GNU General Public License v3.0
10 stars 0 forks source link

Cached custom objects rely on weak hash codes #33

Closed cerebis closed 7 years ago

cerebis commented 8 years ago

During checks for cached tasks, Nextflow tests identity of deserialized objects using hash. Our custom classes (Key, NamedValue) fallback to regular Java hashCode, whereas Nextflow prefers com.google.common.hash. Currently this works but would be ideal to have support and at least get rid of the warning in log files.

i.e.

DEBUG nextflow.util.CacheHelper - [WARN] Unknown hashing type: class mzd.Helper$Key
cerebis commented 8 years ago

hashCode methods were slightly improved in commit 6f5637298f44ebe3d59c600be2c6353e465d49e3

cerebis commented 8 years ago

To address this problem, Nextflow would need to be refactored to allow the registration of type specific hash methods -- analogous to how serialisation is accomplished. Currently, Nextflow has enumerated types as a hardcoded a chain of conditional tests.

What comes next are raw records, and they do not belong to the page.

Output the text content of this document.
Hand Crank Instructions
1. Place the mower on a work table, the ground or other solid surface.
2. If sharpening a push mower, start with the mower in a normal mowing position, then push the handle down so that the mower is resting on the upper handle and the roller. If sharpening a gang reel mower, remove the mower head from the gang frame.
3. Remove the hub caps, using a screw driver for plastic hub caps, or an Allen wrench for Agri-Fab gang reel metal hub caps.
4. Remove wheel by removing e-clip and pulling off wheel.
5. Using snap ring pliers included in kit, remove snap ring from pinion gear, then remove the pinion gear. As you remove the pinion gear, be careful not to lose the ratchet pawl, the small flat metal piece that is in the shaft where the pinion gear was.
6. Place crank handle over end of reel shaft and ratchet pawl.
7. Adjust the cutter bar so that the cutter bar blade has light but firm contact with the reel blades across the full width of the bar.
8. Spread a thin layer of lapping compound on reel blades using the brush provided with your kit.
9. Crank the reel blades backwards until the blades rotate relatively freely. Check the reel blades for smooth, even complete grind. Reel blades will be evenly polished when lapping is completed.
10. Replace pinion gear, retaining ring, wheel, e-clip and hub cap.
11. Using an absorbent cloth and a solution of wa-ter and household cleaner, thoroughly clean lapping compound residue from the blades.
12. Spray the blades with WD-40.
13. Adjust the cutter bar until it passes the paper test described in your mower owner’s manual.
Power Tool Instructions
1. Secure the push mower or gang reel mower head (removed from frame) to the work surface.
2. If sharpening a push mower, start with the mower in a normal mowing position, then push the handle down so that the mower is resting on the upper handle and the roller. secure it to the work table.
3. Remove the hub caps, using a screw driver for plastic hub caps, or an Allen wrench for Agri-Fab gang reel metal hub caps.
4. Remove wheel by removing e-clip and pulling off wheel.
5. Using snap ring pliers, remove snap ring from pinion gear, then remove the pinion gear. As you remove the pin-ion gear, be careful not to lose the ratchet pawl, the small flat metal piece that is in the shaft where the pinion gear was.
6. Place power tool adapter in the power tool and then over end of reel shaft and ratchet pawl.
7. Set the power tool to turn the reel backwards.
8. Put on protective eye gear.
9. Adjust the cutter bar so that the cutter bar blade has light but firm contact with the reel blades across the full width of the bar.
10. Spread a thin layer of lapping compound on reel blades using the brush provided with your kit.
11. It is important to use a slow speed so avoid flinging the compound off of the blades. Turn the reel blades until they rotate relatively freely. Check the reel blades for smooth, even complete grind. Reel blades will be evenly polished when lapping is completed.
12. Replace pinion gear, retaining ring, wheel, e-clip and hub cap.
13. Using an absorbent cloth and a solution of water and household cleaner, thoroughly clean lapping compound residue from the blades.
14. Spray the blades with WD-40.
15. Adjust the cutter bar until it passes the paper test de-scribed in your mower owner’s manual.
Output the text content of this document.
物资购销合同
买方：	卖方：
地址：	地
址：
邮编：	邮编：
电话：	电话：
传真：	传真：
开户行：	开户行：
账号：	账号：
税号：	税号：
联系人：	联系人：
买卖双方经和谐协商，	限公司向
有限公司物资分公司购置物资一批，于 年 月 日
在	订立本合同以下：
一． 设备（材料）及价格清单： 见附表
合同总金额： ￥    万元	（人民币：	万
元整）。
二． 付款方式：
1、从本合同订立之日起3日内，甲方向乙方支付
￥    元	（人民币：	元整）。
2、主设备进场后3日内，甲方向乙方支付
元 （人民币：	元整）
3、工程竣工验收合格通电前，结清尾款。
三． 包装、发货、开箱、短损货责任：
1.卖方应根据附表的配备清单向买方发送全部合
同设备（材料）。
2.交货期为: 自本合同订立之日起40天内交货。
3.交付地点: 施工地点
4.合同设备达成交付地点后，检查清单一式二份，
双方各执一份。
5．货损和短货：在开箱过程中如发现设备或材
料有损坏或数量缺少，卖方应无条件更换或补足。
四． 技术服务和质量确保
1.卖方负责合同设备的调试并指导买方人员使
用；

https://github.com/cerebis/nextflow/blob/master/subprojects/nxf-commons/src/main/nextflow/util/CacheHelper.java

cerebis commented 8 years ago

Cached tasks might still have a bug. Repeated callls on a wider sweep produce a few repeated runs of tasks that appear to have completed without error. This might be a problem with the sweep itself however.

cerebis commented 8 years ago

This nondeterministic repeat invocation of a subset of HiCMap processes is likely unpreserved ordered in what are the processes prerequisites.

It is at this point in the awe that two output channels are joined by a Helper method. The resulting join might be correct in pairing rows but may not emit the rows in the same order.

This would then mean task_n might not map to the same number between repeated calls.

cerebis commented 8 years ago

Non-determinism bug has been moved to issue #34.

cerebis commented 7 years ago

As NamedValue has been removed, this should not be a factor. Requesting deep caching on files will now be properly dealt with.